Abstract

Paleontological and geological studies of the Hell Creek Formation and Tullock Member of the Fort Union Formation in the northern Western Interior of North America provide a globally unique, detailed record of the evolution of terrestrial vertebrates during the transition from the latest Cretaceous into the earliest Paleocene. In the area south of the Fort Peck Reservoir, northeastern Montana, high-resolution lithostratigraphic and biostratigraphic studies, abetted by 40Ar/39Ar radiometric age determinations and paleomagnetic correlations, have clarified the local record of faunal evolution. This research demonstrates that the lithostratigraphic boundary between the Hell Creek and Tullock in northeastern Montana usually is coincident with, but can be younger than, the Cretaceous-Tertiary boundary. A nonrandom pattern of survival and extinction of mammals and other terrestrial vertebrates characterizes faunal evolution across the Cretaceous-Tertiary boundary in northeastern Montana. Paleontological and geological data support hypotheses that a variety of long- and short-term factors influenced the course of vertebrate evolution.
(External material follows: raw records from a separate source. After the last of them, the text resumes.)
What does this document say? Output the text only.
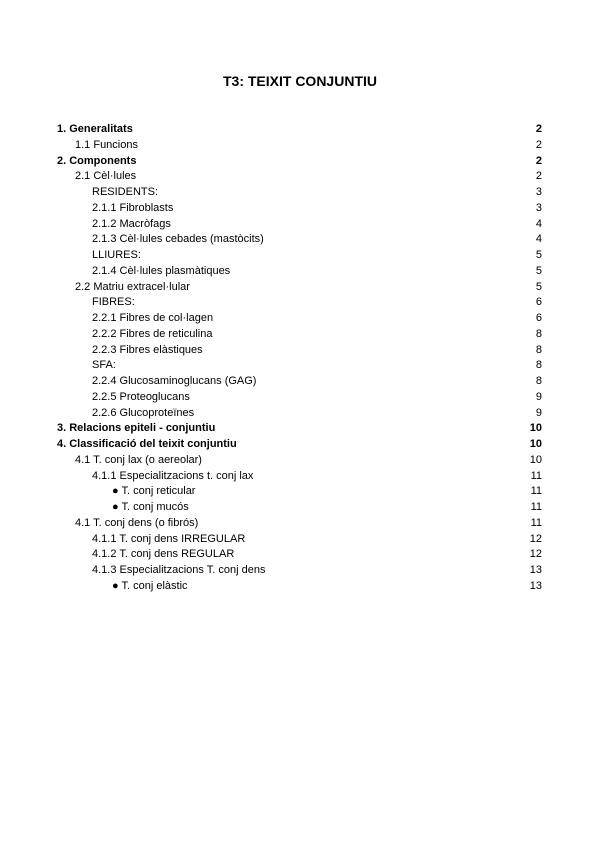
T3: TEIXIT CONJUNTIU
1. Generalitats	2
1.1 Funcions	2
2. Components	2
2.1 Cèl·lules	2
RESIDENTS:	3
2.1.1 Fibroblasts	3
2.1.2 Macròfags	4
2.1.3 Cèl·lules cebades (mastòcits)	4
LLIURES:	5
2.1.4 Cèl·lules plasmàtiques	5
2.2 Matriu extracel·lular	5
FIBRES:	6
2.2.1 Fibres de col·lagen	6
2.2.2 Fibres de reticulina	8
2.2.3 Fibres elàstiques	8
SFA:	8
2.2.4 Glucosaminoglucans (GAG)	8
2.2.5 Proteoglucans	9
2.2.6 Glucoproteïnes	9
3. Relacions epiteli - conjuntiu	10
4. Classificació del teixit conjuntiu	10
4.1 T. conj lax (o aereolar)	10
4.1.1 Especialitzacions t. conj lax	11
● T. conj reticular	11
● T. conj mucós	11
4.1 T. conj dens (o fibrós)	11
4.1.1 T. conj dens IRREGULAR	12
4.1.2 T. conj dens REGULAR	12
4.1.3 Especialitzacions T. conj dens	13
● T. conj elàstic	13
Recovery of the terrestrial fauna of northeastern Montana during the first million years of the Paleocene was not simply the product of evolutionary radiations stemming from some local survivors. In addition, waves of immigration of mammals from outside the northern Western Interior are recorded in the early (Pul) and undifferentiated middle and late (Pu2-Pu3) Puercan local faunas of the area. They document both the important role of dispersal in recovery of the mammalian fauna of northeastern Montana during the Puercan as well as the biogeographic differentiation of Lancian and Puercan local faunas in more distant areas.